エム・アンド・エー(M&A)の失敗事例は、枚挙に暇がない。しかし、M&Aの件数は年々増加傾向にある。株式会社レコフデータの調べによれば、日本企業のM&Aの件数は、2011年度は1,678件だったが、2017年度は3,050件と飛躍的に増加している。

昨今エコノミストたちが指摘する国内市場の限界を考えれば、資金に余裕のある企業が事業拡大の手段として会社買収を検討するのは当然だろう。

しかし会社買収は、失敗すれば取り返しのつかない大損失を生み出す可能性がある。事業を拡大するために買収した企業に問題が見つかれば、本体の事業にも悪影響を及ぼすおそれがある。

それを防止するためには、会社を買収する前に失敗事例を学ぶべきだ。この記事では、M&Aの失敗事例から得られる5つの教訓をもとに、会社買収における注意点について解説する。

目次

  1. 【教訓1】仲介業者の意図を見抜け!
  2. 【教訓2】デュー・デリジェンスの裏付けを確認する
  3. 【教訓3】売り手が第三者と結んでいる契約書をチェックする
  4. 【教訓4】隠された簿外債務に注意!
    1. 1.退職給付債務
    2. 2.役員退職慰労引当金
  5. 【教訓5】従業員のアフターフォローを忘れずに
  6. 会社を売る側の動機を考える
  7. 事業承継・M&Aをご検討中の経営者さまへ
  8. 監修者紹介

【教訓1】仲介業者の意図を見抜け!

第1の教訓は、仲介業者の意図を見抜くことである。仲介会社・アドバイザリー会社の選定ミスによって、M&Aが失敗に終わるケースは多い。

M&Aの成約には高度な専門知識が必要で、複雑な業務が伴うため、売り手と買い手だけで売買が完結するケースは少ない。仲介会社・アドバイザリー会社のビジネスが成立するのは、そのためだ。
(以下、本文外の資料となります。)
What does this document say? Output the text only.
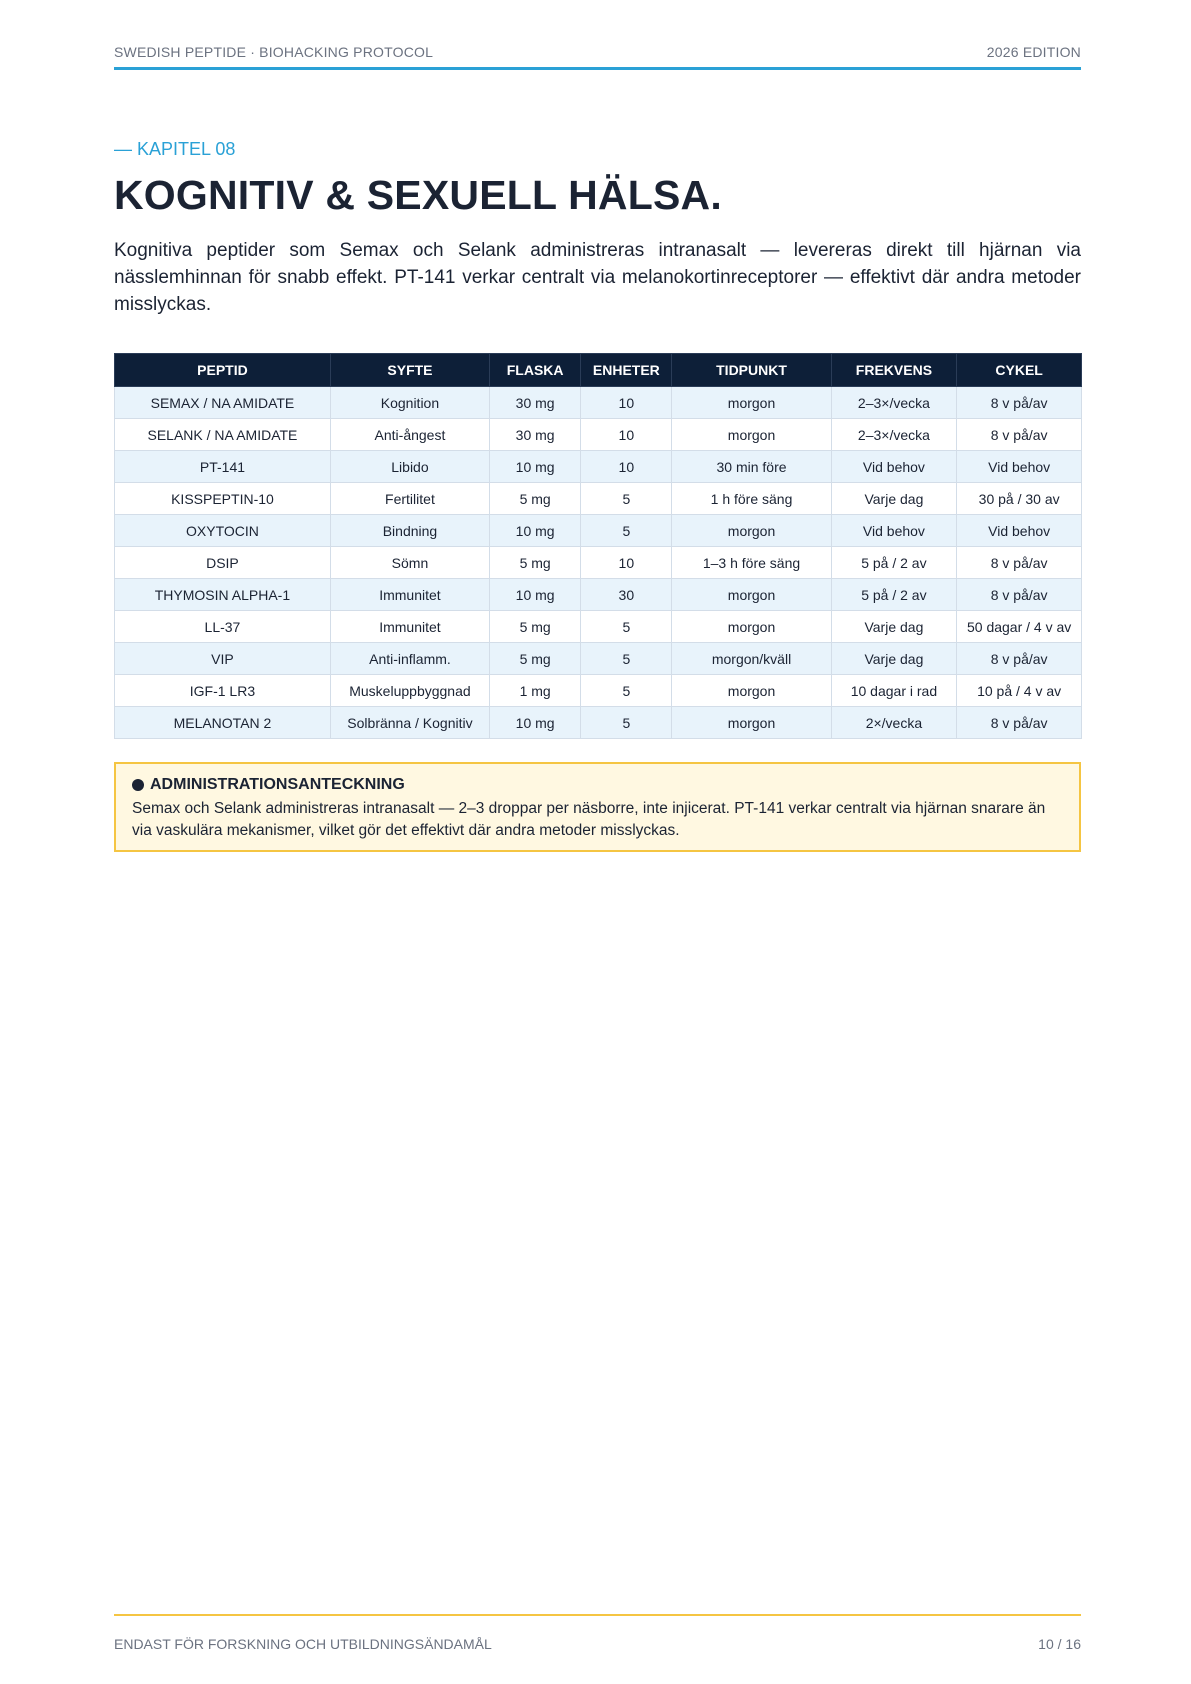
SWEDISH PEPTIDE · BIOHACKING PROTOCOL	2026 EDITION
— KAPITEL 08
KOGNITIV & SEXUELL HÄLSA.

Kognitiva peptider som Semax och Selank administreras intranasalt — levereras direkt till hjärnan via nässlemhinnan för snabb effekt. PT-141 verkar centralt via melanokortinreceptorer — effektivt där andra metoder misslyckas.

PEPTID	SYFTE	FLASKA	ENHETER	TIDPUNKT	FREKVENS	CYKEL
SEMAX / NA AMIDATE	Kognition	30 mg	10	morgon	2–3×/vecka	8 v på/av
SELANK / NA AMIDATE	Anti-ångest	30 mg	10	morgon	2–3×/vecka	8 v på/av
PT-141	Libido	10 mg	10	30 min före	Vid behov	Vid behov
KISSPEPTIN-10	Fertilitet	5 mg	5	1 h före säng	Varje dag	30 på / 30 av
OXYTOCIN	Bindning	10 mg	5	morgon	Vid behov	Vid behov
DSIP	Sömn	5 mg	10	1–3 h före säng	5 på / 2 av	8 v på/av
THYMOSIN ALPHA-1	Immunitet	10 mg	30	morgon	5 på / 2 av	8 v på/av
LL-37	Immunitet	5 mg	5	morgon	Varje dag	50 dagar / 4 v av
VIP	Anti-inflamm.	5 mg	5	morgon/kväll	Varje dag	8 v på/av
IGF-1 LR3	Muskeluppbyggnad	1 mg	5	morgon	10 dagar i rad	10 på / 4 v av
MELANOTAN 2	Solbränna / Kognitiv	10 mg	5	morgon	2×/vecka	8 v på/av
ADMINISTRATIONSANTECKNING

Semax och Selank administreras intranasalt — 2–3 droppar per näsborre, inte injicerat. PT-141 verkar centralt via hjärnan snarare än via vaskulära mekanismer, vilket gör det effektivt där andra metoder misslyckas.

ENDAST FÖR FORSKNING OCH UTBILDNINGSÄNDAMÅL	10 / 16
仲介会社・アドバイザリー会社の多くは、「成果主義」だ。担当者はM&Aを成約させない限り、高給取りにはなれない。営業成績が上がらなければ社内競争で生き残れないため、必死に結果を出そうとする。

もちろん、双方の利益を見出してM&Aの交渉を進める実力者もいる。しかし、M&Aの成約を目的とする担当者は少なくない。そのような担当者は、情報の非対称性を利用して契約に支障をきたすようなリスクを買い手に共有しないことがある。そんな時は、仲介会社・アドバイザリー会社を思い切って変えたほうがいい。

そのためには、アドバイザリー契約を結ぶ際に、仲介会社・アドバイザリー会社との契約を解除しやすい内容に定めておく必要がある。M&Aの交渉過程において、仲介業者の担当者がどこに優先順位を置いているのか、その意図を見抜くことが失敗を未然に防ぐリスクマネジメントの基本だ。